Copyright, Orphan Works, and Wills

November 26, 2012 Hull & Hull LLP General Interest Tags: 0 Comments


Stuart Clark blogged last week on the subject of J.R.R. Tolkien’s estate seeking to assert rights in his creations. This blog is about the opposite problem. What happens when someone wants to use the works of a deceased creator, and nobody knows who owns the rights? These abandoned products of human creativity become orphan works. 

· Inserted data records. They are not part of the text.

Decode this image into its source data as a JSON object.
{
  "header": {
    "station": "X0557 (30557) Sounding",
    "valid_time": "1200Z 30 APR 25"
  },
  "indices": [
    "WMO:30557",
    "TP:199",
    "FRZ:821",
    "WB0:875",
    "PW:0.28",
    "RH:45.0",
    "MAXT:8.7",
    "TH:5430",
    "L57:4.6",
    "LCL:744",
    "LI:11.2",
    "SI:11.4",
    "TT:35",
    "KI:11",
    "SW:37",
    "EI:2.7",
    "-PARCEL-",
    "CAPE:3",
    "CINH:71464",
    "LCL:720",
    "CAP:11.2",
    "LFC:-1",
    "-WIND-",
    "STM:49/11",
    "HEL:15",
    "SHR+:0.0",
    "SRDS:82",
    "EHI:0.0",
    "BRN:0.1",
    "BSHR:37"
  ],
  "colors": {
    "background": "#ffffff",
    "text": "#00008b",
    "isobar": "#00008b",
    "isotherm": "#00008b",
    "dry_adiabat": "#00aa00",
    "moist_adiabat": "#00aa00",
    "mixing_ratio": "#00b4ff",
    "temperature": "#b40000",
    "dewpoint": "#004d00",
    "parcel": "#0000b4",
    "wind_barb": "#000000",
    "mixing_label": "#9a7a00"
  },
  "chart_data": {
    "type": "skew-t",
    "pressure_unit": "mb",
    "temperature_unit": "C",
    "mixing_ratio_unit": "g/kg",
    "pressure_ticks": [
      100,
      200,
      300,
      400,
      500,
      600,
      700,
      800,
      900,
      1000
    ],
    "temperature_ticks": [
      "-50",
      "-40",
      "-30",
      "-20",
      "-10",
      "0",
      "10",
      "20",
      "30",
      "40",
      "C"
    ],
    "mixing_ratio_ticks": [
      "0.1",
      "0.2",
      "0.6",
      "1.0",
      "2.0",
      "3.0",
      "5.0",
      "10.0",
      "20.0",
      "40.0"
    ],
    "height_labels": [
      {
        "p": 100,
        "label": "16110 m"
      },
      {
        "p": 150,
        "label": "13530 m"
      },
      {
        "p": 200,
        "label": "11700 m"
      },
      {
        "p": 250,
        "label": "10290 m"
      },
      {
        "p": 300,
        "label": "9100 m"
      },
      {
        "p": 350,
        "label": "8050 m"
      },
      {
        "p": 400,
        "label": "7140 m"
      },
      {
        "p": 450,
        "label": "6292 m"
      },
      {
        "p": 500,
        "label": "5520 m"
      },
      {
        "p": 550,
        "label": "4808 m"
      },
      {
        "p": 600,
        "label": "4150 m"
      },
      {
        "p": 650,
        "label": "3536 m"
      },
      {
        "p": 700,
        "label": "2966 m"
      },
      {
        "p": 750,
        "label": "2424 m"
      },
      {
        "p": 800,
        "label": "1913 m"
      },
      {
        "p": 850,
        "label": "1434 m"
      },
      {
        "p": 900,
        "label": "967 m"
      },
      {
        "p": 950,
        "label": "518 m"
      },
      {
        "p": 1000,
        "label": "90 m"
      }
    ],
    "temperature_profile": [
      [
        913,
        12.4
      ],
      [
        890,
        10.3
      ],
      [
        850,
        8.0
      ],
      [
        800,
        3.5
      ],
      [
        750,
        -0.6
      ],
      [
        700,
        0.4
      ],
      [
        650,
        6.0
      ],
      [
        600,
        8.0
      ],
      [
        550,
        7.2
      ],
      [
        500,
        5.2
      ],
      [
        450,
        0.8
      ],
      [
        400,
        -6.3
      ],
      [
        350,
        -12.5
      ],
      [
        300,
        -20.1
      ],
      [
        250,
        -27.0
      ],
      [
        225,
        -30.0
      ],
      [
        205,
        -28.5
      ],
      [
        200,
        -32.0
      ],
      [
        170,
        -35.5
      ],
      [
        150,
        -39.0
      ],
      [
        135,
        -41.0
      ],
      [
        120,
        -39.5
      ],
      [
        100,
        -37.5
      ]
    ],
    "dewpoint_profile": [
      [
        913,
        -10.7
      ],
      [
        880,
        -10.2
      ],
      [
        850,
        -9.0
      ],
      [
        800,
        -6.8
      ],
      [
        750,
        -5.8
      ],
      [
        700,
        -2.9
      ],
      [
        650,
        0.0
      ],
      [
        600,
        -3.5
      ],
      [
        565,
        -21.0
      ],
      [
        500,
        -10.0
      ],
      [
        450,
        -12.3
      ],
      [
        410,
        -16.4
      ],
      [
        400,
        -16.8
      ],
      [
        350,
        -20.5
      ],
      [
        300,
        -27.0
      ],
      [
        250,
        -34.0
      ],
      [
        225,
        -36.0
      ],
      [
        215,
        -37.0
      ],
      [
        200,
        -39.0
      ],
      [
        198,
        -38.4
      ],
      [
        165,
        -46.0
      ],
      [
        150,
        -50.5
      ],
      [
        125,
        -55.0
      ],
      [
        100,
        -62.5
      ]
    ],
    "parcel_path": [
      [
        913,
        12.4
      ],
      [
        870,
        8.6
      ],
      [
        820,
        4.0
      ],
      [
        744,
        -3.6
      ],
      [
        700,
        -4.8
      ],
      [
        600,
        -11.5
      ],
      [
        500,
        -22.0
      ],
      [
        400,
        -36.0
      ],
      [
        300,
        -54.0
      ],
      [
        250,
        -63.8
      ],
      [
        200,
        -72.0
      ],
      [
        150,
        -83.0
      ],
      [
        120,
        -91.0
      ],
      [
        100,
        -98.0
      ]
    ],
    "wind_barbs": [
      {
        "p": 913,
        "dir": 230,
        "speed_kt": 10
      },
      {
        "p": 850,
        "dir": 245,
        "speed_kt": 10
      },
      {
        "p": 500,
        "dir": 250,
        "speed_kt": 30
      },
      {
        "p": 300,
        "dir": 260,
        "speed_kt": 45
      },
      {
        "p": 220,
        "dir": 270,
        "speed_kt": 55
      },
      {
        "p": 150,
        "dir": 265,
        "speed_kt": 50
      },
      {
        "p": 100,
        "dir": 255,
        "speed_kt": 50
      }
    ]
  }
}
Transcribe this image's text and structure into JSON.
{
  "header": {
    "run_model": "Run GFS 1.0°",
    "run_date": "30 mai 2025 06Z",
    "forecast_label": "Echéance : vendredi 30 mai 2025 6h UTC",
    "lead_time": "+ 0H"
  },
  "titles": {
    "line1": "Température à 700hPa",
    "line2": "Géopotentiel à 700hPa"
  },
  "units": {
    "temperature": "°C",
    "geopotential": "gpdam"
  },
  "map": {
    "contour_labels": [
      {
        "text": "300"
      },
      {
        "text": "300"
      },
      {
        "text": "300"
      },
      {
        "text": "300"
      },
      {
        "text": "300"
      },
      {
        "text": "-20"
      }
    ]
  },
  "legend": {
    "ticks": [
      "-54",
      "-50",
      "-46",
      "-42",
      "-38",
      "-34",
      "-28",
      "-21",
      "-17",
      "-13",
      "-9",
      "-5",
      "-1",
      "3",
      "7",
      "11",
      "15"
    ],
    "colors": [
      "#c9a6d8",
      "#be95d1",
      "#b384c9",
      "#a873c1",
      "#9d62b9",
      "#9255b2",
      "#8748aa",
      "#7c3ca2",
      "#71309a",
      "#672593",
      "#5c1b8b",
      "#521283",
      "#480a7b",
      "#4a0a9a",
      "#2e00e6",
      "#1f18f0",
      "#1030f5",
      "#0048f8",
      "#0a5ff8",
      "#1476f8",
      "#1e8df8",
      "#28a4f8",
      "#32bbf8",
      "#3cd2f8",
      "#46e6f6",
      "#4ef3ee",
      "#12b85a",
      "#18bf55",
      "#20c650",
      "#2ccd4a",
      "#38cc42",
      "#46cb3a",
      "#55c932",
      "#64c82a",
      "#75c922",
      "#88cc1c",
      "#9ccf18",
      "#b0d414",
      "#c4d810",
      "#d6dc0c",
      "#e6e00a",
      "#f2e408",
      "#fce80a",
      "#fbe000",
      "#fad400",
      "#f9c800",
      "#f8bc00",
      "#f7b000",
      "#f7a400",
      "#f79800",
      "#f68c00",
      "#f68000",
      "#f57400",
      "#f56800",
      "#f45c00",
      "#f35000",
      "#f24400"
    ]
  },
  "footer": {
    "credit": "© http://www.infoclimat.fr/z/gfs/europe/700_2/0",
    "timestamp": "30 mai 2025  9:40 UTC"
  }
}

The orphan works issue received much attention over the past several years when Google attempted to scan the contents of the shelves of some academic institutions in order to make them available through their Google Books service. Litigation was started by groups representing authors and publishers respecting the copyright in the books. A settlement agreement between the parties was rejected by U.S. Courts because, amongst other things, it would have given Google the right to use orphan works sitting on the shelves of libraries. 

The number of orphan works is staggering. For example, one estimate by the British Library (the national library of the United Kingdom) pegs the number at 40% of the books in their collection. This is an astonishing amount of human knowledge that is frozen out of the public domain, solely because the copyright persists and the rightsholders cannot be located.

Canada has crafted an innovative response to this problem. Our own Copyright Act, at section 77, grants the Copyright Board of Canada the power to grant license to these works, provided the prospective licensee can show that they have made reasonable efforts to locate the authors. 

Nearly everyone has copyright in something.  If you’ve ever written an article, essay story or poem, authored a computer program, done a painting or a sketch, or even taken a photograph, you probably own the copyright. 

Copyright persists for the lifetime of the author, plus 50 years in Canada. If an author fails to deal with his or her copyright by way of will, it will be subject to the rules of intestacy. The problem, however, is not the allocation of the rights as between the author’s heirs, but notice of the assignment of these rights so that the author’s creative, academic or literary legacy is not lost to the public at large. 

Although most intellectual property will not be as valuable as the works of Tolkien, it should be something to consider when preparing your will and planning your estate. You never know when someone will want to turn your blog post into a major motion picture.